If you're curious, the guidelines for older age milestones are:

  • Three times your salary by age 40
  • Six times your salary by age 50
  • Eight times your salary by age 60
  • 10 times your salary by age 67 (or whenever you actually retire)

In reality, Americans don't have this much saved, on average. According to data from Empower Retirement, the average 401(k) balance for someone in the 30-35 age group is $33,135. And the average person at retirement age (65-70) has $185,858 -- far less than 10 times the average salary.

Emergency savings is another matter

Retirement savings is just one piece of the puzzle. The other big type of savings you should have is emergency savings -- that is, money set aside to cover unexpected expenses or to give you some financial breathing room if you happen to lose your job.

There aren't too many age-based guidelines out there, but most financial planners recommend a target of six months' worth of expenses set aside in an emergency fund. When you include fixed expenses (mortgage/rent, car payments, etc) as well as variable essential costs (utilities, gas, groceries), this can be an intimidating number.

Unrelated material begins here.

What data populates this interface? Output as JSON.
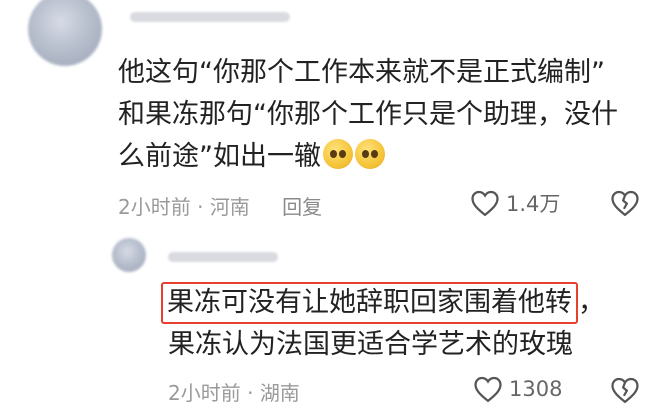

You don't have to get there right away, but an emergency fund is critical. After all, what good is retirement savings if you might have to use some of it when you have an unexpected expense come up? Even a $1,000 emergency fund will put you in better shape than the majority of Americans and should allow you to cover most unforeseen expenses without borrowing money.

What to do if you're falling short?

I'm a firm believer that automating savings is the single best way to set yourself up for success. If you have a 401(k) plan or similar retirement plan at work, this is easy. If your retirement savings isn't where it should be, you could increase your contribution rate by a percentage point or two. If you don't, consider setting up an automatic transfer into an IRA.

For emergency savings, the first step is to create a separate savings account for your emergency fund if you haven't done so already. Once you have done that, decide on an amount you can comfortably afford to contribute from each paycheck and set up an automatic recurring transfer.

Finally, if you don't have as much saved for retirement and emergencies as you "should," don't panic -- especially if you're in your 20s or 30s. Making some changes in your savings habits now can get you back on track faster than you might think.